The Longest Hour and a Half Ever
The run time of After Hours is 96 minutes - the longest 96 minutes any movie has ever captured on film. It is a glorious 96 minutes but you might not want to endure it for another 96 months. I will attempt to explain without spoiling the movie.
I loved After Hours but not until it was over. It had me hoping, fearing, laughing and, above all, squirming through the entire length of the film. I found myself cheering for Paul, I genuinely wanted things to work out for him. I offered him advice, desperate for him to here me yelling, "Just go over there - no don't do that!" I kept repeating to my friends, "I'm gonna love this movie as soon as it's over." During the movie, though, it's quite a ride.

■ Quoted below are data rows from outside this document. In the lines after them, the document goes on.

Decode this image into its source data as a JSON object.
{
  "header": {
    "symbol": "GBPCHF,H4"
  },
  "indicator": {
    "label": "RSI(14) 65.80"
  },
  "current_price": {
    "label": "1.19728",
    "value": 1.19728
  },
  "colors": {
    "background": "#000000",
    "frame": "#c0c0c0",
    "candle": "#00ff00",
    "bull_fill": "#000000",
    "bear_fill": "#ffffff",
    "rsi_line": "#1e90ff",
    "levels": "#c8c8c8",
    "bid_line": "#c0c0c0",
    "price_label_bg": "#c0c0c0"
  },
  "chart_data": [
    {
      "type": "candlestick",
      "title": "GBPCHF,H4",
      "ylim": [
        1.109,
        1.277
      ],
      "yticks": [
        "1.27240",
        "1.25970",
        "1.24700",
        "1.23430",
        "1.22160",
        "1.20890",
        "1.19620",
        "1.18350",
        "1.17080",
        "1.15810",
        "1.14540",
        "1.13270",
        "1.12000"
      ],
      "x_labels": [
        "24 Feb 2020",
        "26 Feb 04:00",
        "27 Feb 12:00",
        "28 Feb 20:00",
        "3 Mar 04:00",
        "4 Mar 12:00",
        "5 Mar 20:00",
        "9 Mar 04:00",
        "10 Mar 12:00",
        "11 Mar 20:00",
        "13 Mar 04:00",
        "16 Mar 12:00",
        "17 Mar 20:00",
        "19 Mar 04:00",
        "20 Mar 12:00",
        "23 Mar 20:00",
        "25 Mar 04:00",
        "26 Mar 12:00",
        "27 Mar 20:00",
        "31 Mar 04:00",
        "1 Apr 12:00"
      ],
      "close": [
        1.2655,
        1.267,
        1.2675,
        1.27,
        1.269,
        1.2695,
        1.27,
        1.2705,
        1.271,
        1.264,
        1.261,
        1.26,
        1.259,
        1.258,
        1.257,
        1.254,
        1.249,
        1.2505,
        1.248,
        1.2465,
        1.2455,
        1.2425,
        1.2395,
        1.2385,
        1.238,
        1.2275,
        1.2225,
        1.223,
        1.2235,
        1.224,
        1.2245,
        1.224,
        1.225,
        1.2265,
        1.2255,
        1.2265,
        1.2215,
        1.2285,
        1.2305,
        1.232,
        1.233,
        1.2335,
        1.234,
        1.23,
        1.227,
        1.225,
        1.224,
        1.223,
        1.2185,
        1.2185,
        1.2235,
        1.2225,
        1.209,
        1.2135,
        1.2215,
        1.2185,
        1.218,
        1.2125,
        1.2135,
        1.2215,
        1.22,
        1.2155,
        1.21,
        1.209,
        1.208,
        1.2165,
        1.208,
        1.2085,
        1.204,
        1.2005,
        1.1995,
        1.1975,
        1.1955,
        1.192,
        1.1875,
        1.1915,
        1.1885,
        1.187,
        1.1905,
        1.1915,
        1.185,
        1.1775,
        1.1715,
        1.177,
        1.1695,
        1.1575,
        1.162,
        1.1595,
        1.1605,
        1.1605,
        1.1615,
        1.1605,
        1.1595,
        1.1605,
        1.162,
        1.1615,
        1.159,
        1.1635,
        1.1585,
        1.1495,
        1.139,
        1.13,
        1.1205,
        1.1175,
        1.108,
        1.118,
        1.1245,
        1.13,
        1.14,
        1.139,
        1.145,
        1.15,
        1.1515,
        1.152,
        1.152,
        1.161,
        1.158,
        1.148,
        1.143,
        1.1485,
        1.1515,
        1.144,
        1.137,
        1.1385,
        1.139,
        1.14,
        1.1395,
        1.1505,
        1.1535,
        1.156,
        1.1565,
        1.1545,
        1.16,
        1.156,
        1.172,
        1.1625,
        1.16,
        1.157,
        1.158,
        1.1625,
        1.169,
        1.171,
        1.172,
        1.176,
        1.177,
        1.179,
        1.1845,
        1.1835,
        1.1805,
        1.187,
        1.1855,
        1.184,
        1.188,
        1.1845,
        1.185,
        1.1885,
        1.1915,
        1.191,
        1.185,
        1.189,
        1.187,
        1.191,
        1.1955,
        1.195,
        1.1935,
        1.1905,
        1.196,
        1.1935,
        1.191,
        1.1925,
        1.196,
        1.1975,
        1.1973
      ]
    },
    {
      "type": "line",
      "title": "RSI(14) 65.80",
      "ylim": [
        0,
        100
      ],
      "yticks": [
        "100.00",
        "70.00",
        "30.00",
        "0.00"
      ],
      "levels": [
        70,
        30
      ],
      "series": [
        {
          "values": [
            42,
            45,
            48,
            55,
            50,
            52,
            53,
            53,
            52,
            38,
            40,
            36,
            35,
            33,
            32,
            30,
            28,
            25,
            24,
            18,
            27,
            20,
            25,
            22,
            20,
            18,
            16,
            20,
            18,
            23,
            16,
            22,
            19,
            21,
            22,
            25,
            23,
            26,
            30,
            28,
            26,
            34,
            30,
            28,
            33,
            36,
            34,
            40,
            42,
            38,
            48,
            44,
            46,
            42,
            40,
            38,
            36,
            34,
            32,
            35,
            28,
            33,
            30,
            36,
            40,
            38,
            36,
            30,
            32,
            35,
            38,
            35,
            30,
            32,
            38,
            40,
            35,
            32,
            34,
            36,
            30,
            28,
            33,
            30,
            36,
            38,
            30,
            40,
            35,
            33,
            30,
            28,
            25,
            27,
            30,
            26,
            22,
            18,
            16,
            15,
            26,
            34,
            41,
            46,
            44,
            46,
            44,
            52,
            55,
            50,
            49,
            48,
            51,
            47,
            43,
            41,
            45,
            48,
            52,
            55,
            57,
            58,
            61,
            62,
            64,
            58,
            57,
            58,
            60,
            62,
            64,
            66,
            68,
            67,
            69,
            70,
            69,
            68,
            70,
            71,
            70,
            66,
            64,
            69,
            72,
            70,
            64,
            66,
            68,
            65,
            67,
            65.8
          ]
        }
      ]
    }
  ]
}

If all movies made me this emotional and fretful for the characters, I'd need a psychiatry session after every movie I saw. The string of events in After Hours are all told from Paul's point of view; he is in every scene and nearly every shot. We have no choice but to cheer for him and we truly want him succeed! This is the mark of a well made movie, to make the audience care about its characters. Through the cast of odd characters he meets in the course of one night, we share in Paul's frustrations and hope the best for him because seeing him out of harm's way would give us some emotional relief as well! Hats off to writer Joseph Minion and Martin Scorsese for bringing it to life.
Afterward
Since seeing The Blair Witch Project, I gave some thought about how After Hours might do today if it were marketed like Blair Witch. If the general public were told After Hours was the first real dark-comedy, they'd watch with certain expectations. This can be worse than knowing the entire plot of a movie! Plot is a collection of facts while expectations tell you that plot it will do to you. Whatever makes me squirm with laughter may bring comfort or tears to someone else. What's important though, is that it can give both of us a great emotional reaction. For my friends and me, After Hours accomplished just that.